Now that we've got that out of the way, let's talk about which FICO® scores mortgage lenders actually use.
There are four main types of FICO® scores: Base FICO® Scores, Industry-Specific FICO® Scores, Customized or Personalized FICO® Scores, and NextGen or UltraFICO score.
Base FICO® Scores are the most commonly used type of credit score. They're used in about 90% of lending decisions. The three Base FICO® Score models are:
- FICO Score 8 -the original credit score model, which is used in about 80% of lending decisions
- FICO® Score 9 -the updated credit score model, which is used in about 20% of lending decisions
- FICO® Score 10 - the latest credit score model, which is used in a small number of lending decisions
Industry-Specific FICO® Scores are just what they sound like: scores that are tailored to a specific industry. For example, there's a FICO® Auto Score☉ that's used by auto lenders to help them make lending decisions. There are also scores for things like credit cards and insurance.
Customized or Personalized FICO® Scores are created by lenders themselves. They're based on the information in a consumer's credit report, but they can also take into account other factors, like employment history or income.
NextGen or UltraFICO® scores are the newest type of credit score on the market. They're designed to supplement traditional FICO® scores by taking into account things like savings accounts and utility payments.
So which of these scores do mortgage lenders actually use? The answer is: it depends.
Some lenders still use the original FICO® Score☉ model, while others have switched to the updated FICO® Score☉ model. And some lenders are using NextGen or UltraFICO® scores in addition to traditional FICO® scores.
The best way to find out which score a lender is using is to ask them. And the best way to get a good interest rate is to shop around and compare offers from multiple lenders.
Which Credit Bureau Is Most Used for Mortgages?
The credit bureau that is most often used for mortgages is Experian. However, all three credit bureaus (Experian, TransUnion, and Equifax) are required to provide information to mortgage lenders. This means that a lender may use any or all of these bureaus when considering your application.

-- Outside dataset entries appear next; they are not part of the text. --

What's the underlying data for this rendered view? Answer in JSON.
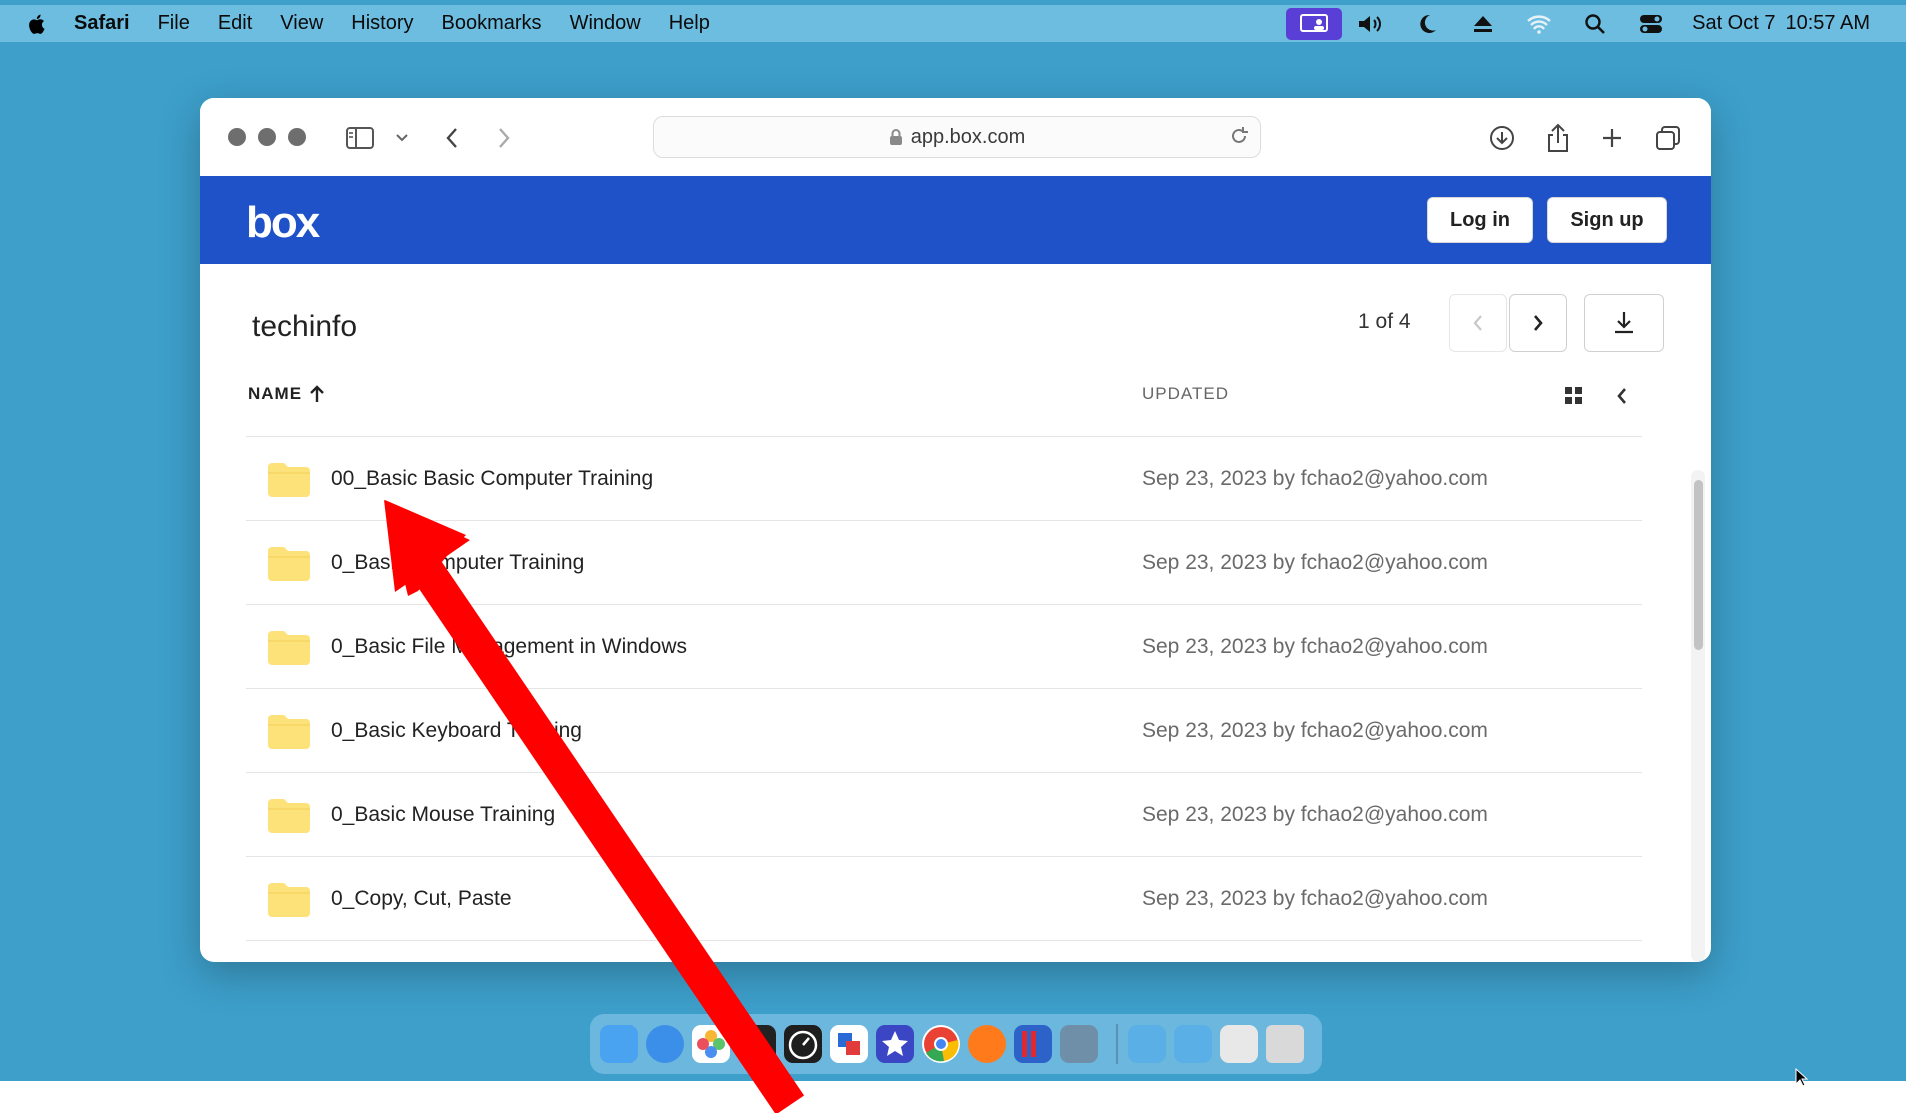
{
  "menubar": {
    "apple_icon": "apple-icon",
    "items": [
      "Safari",
      "File",
      "Edit",
      "View",
      "History",
      "Bookmarks",
      "Window",
      "Help"
    ],
    "date": "Sat Oct 7",
    "time": "10:57 AM"
  },
  "browser": {
    "url": "app.box.com"
  },
  "box_header": {
    "logo": "box",
    "login_label": "Log in",
    "signup_label": "Sign up"
  },
  "folder": {
    "title": "techinfo",
    "pager": "1 of 4"
  },
  "columns": {
    "name": "NAME",
    "updated": "UPDATED"
  },
  "rows": [
    {
      "name": "00_Basic Basic Computer Training",
      "updated": "Sep 23, 2023 by fchao2@yahoo.com"
    },
    {
      "name": "0_Basic Computer Training",
      "updated": "Sep 23, 2023 by fchao2@yahoo.com"
    },
    {
      "name": "0_Basic File Management in Windows",
      "updated": "Sep 23, 2023 by fchao2@yahoo.com"
    },
    {
      "name": "0_Basic Keyboard Training",
      "updated": "Sep 23, 2023 by fchao2@yahoo.com"
    },
    {
      "name": "0_Basic Mouse Training",
      "updated": "Sep 23, 2023 by fchao2@yahoo.com"
    },
    {
      "name": "0_Copy, Cut, Paste",
      "updated": "Sep 23, 2023 by fchao2@yahoo.com"
    }
  ],
  "colors": {
    "desktop": "#3d9fca",
    "menubar": "#6cbde0",
    "box_blue": "#1f52c9",
    "folder_yellow": "#fde27a",
    "arrow_red": "#ff0000"
  }
}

What Is the Minimum FICO Score for a Mortgage?
The minimum FICO score for a conventional mortgage is 620, but some lenders may require a higher score.
Keep in mind that your credit score is just one factor among many that lenders will consider when determining whether to approve you for a mortgage. Other factors include your employment history, income, and debts.

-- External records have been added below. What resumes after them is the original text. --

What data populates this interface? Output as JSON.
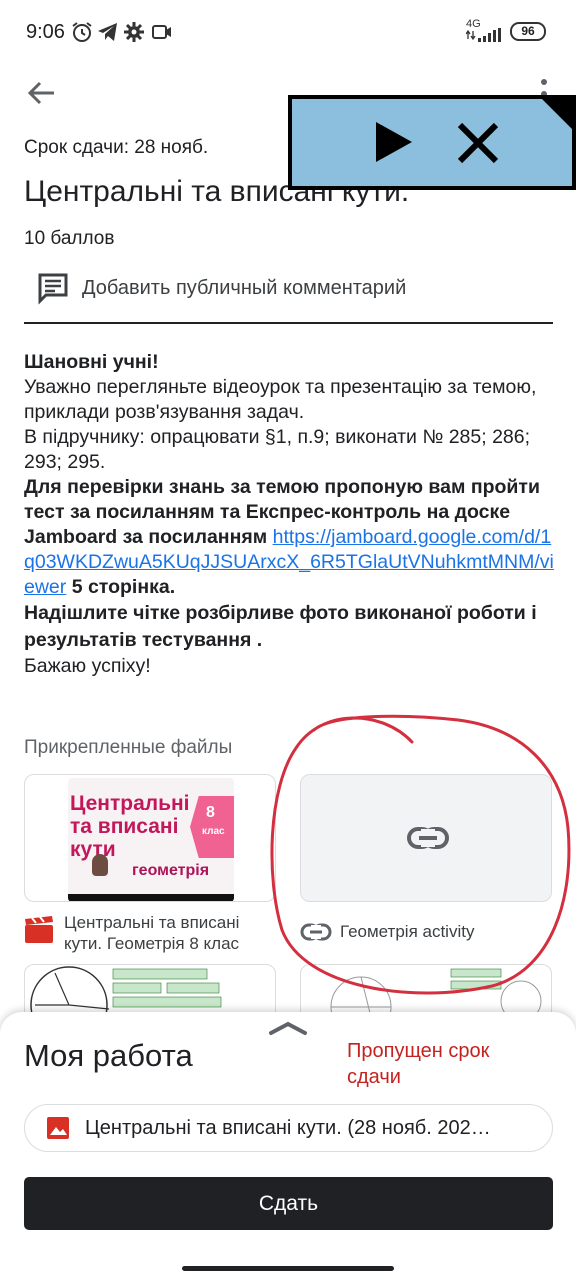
{
  "status_bar": {
    "time": "9:06",
    "network_tag": "4G",
    "battery": "96"
  },
  "assignment": {
    "due": "Срок сдачи: 28 нояб.",
    "title": "Центральні та вписані кути.",
    "points": "10 баллов",
    "comment_label": "Добавить публичный комментарий"
  },
  "instructions": {
    "greeting": "Шановні учні!",
    "line1": "Уважно перегляньте відеоурок та презентацію за темою, приклади розв'язування задач.",
    "line2": "В підручнику: опрацювати §1, п.9; виконати № 285; 286; 293; 295.",
    "bold_part": "Для перевірки знань за темою  пропоную вам  пройти  тест за посиланням та Експрес-контроль на доске Jamboard  за посиланням ",
    "link": "https://jamboard.google.com/d/1q03WKDZwuA5KUqJJSUArxcX_6R5TGlaUtVNuhkmtMNM/viewer",
    "after_link": " 5 сторінка.",
    "send_photo": "Надішлите чітке розбірливе фото виконаної роботи і результатів тестування .",
    "wish": "Бажаю успіху!"
  },
  "attachments": {
    "label": "Прикрепленные файлы",
    "files": [
      {
        "name": "Центральні та вписані кути. Геометрія 8 клас",
        "icon": "video-clapper-icon",
        "thumb_title": "Центральні та вписані кути",
        "thumb_badge_number": "8",
        "thumb_badge_text": "клас",
        "thumb_subject": "геометрія"
      },
      {
        "name": "Геометрія activity",
        "icon": "link-icon"
      }
    ]
  },
  "my_work": {
    "title": "Моя работа",
    "status": "Пропущен срок сдачи",
    "file_chip": "Центральні та вписані кути. (28 нояб. 202…",
    "submit": "Сдать"
  },
  "colors": {
    "accent_link": "#1a73e8",
    "missed": "#c5221f",
    "overlay": "#8cbfdd",
    "annotation": "#d32f3f"
  }
}
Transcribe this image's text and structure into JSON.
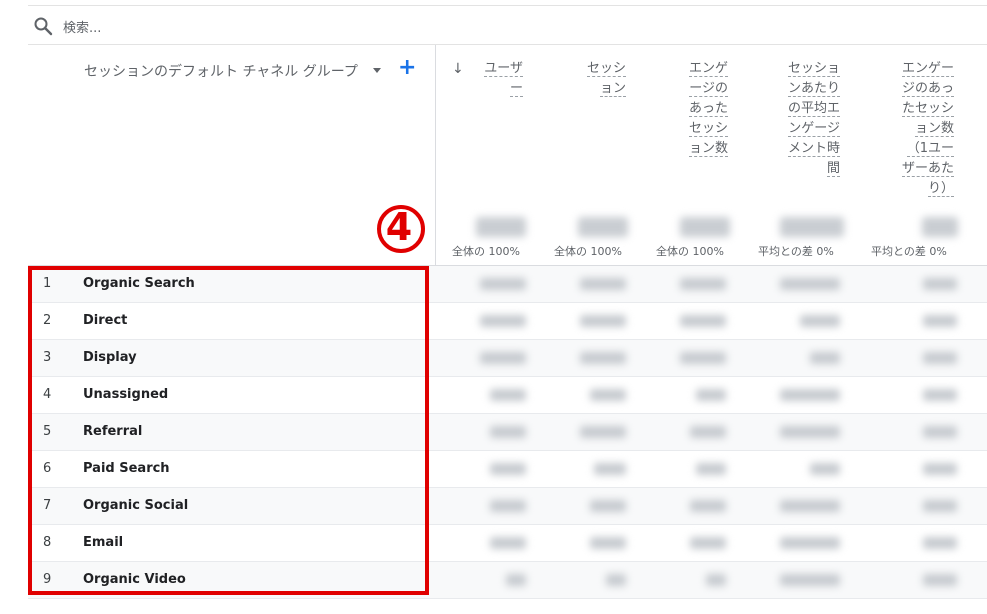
{
  "search": {
    "placeholder": "検索..."
  },
  "table": {
    "dimension_header": "セッションのデフォルト チャネル グループ",
    "add_label": "+",
    "metric_headers": [
      {
        "lines": [
          "ユーザ",
          "ー"
        ]
      },
      {
        "lines": [
          "セッシ",
          "ョン"
        ]
      },
      {
        "lines": [
          "エンゲ",
          "ージの",
          "あった",
          "セッシ",
          "ョン数"
        ]
      },
      {
        "lines": [
          "セッショ",
          "ンあたり",
          "の平均エ",
          "ンゲージ",
          "メント時",
          "間"
        ]
      },
      {
        "lines": [
          "エンゲー",
          "ジのあっ",
          "たセッシ",
          "ョン数",
          "（1ユー",
          "ザーあた",
          "り）"
        ]
      }
    ],
    "totals_sublabels": [
      "全体の 100%",
      "全体の 100%",
      "全体の 100%",
      "平均との差 0%",
      "平均との差 0%"
    ],
    "rows": [
      {
        "num": "1",
        "label": "Organic Search"
      },
      {
        "num": "2",
        "label": "Direct"
      },
      {
        "num": "3",
        "label": "Display"
      },
      {
        "num": "4",
        "label": "Unassigned"
      },
      {
        "num": "5",
        "label": "Referral"
      },
      {
        "num": "6",
        "label": "Paid Search"
      },
      {
        "num": "7",
        "label": "Organic Social"
      },
      {
        "num": "8",
        "label": "Email"
      },
      {
        "num": "9",
        "label": "Organic Video"
      }
    ]
  },
  "annotation": {
    "label": "4",
    "color": "#e00000"
  }
}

What Is the Average FICO Score for a Mortgage?
The average FICO score for a conventional mortgage is 700. For an FHA loan, it's 680. And for a VA loan, it's 720.

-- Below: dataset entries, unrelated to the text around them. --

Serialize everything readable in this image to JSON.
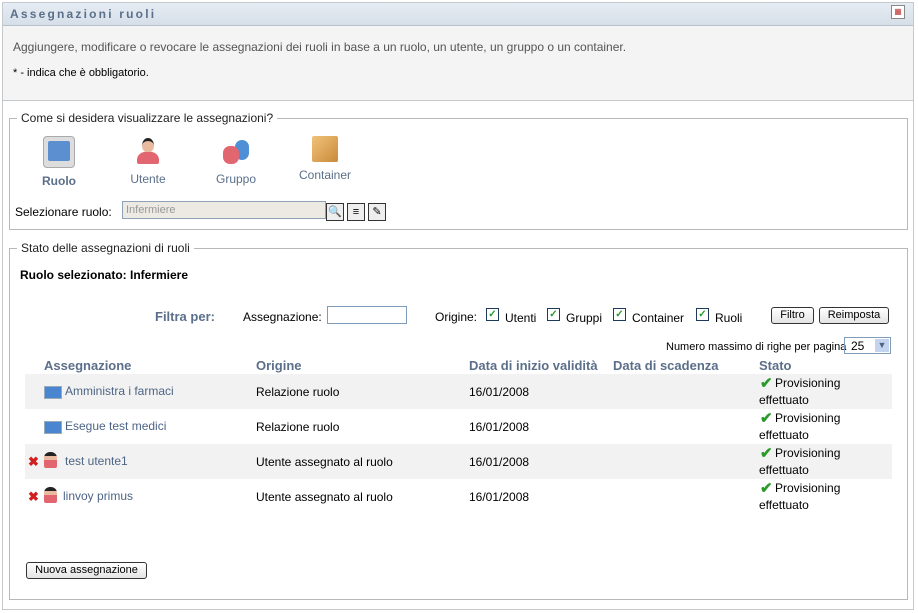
{
  "header": {
    "title": "Assegnazioni ruoli"
  },
  "description": {
    "text": "Aggiungere, modificare o revocare le assegnazioni dei ruoli in base a un ruolo, un utente, un gruppo o un container.",
    "required_note": "* - indica che è obbligatorio."
  },
  "view": {
    "legend": "Come si desidera visualizzare le assegnazioni?",
    "options": [
      {
        "label": "Ruolo",
        "selected": true
      },
      {
        "label": "Utente"
      },
      {
        "label": "Gruppo"
      },
      {
        "label": "Container"
      }
    ],
    "select_label": "Selezionare ruolo:",
    "select_value": "Infermiere"
  },
  "status": {
    "legend": "Stato delle assegnazioni di ruoli",
    "selected_role": "Ruolo selezionato: Infermiere",
    "filter": {
      "label": "Filtra per:",
      "assignment_label": "Assegnazione:",
      "assignment_value": "",
      "origin_label": "Origine:",
      "origins": [
        {
          "label": "Utenti",
          "checked": true
        },
        {
          "label": "Gruppi",
          "checked": true
        },
        {
          "label": "Container",
          "checked": true
        },
        {
          "label": "Ruoli",
          "checked": true
        }
      ],
      "filter_button": "Filtro",
      "reset_button": "Reimposta"
    },
    "rows_per_page_label": "Numero massimo di righe per pagina",
    "rows_per_page": "25",
    "columns": [
      "Assegnazione",
      "Origine",
      "Data di inizio validità",
      "Data di scadenza",
      "Stato"
    ],
    "rows": [
      {
        "assignment": "Amministra i farmaci",
        "origin": "Relazione ruolo",
        "start": "16/01/2008",
        "end": "",
        "status1": "Provisioning",
        "status2": "effettuato",
        "type": "role"
      },
      {
        "assignment": "Esegue test medici",
        "origin": "Relazione ruolo",
        "start": "16/01/2008",
        "end": "",
        "status1": "Provisioning",
        "status2": "effettuato",
        "type": "role"
      },
      {
        "assignment": "test utente1",
        "origin": "Utente assegnato al ruolo",
        "start": "16/01/2008",
        "end": "",
        "status1": "Provisioning",
        "status2": "effettuato",
        "type": "user"
      },
      {
        "assignment": "linvoy primus",
        "origin": "Utente assegnato al ruolo",
        "start": "16/01/2008",
        "end": "",
        "status1": "Provisioning",
        "status2": "effettuato",
        "type": "user"
      }
    ],
    "new_button": "Nuova assegnazione"
  },
  "colors": {
    "accent": "#5b6f8a",
    "header_bg": "#dfe6ee"
  }
}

Remember that these are averages, which means that some people will be approved with lower scores and some will need higher scores. The best way to know which score you'll need is to talk to a lender about your specific situation.
If you're thinking of applying for a mortgage, be sure to check your credit report and FICO score ahead of time so you can see where you stand.
What Credit Score Do You Need for a Mortgage UK?
The answer to this question is not as straightforward as you might think. In the UK, there are three different credit scoring agencies which lenders use: Experian, Equifax and CallCredit.
All of these agencies will have slightly different scores for you, which is why it's important to check all three of your scores before applying for a mortgage.
Lenders will typically use the middle score from the three agencies when considering your mortgage application.
So, if your Experian score is 650, your Equifax score is 700 and your CallCredit score is 720, the lender will use the 700 score in their decision-making process.
It's also important to remember that each lender has their own criteria for what they consider to be a 'good' credit score. So, even if your score is within the acceptable range for one lender, that doesn't mean it will be for another.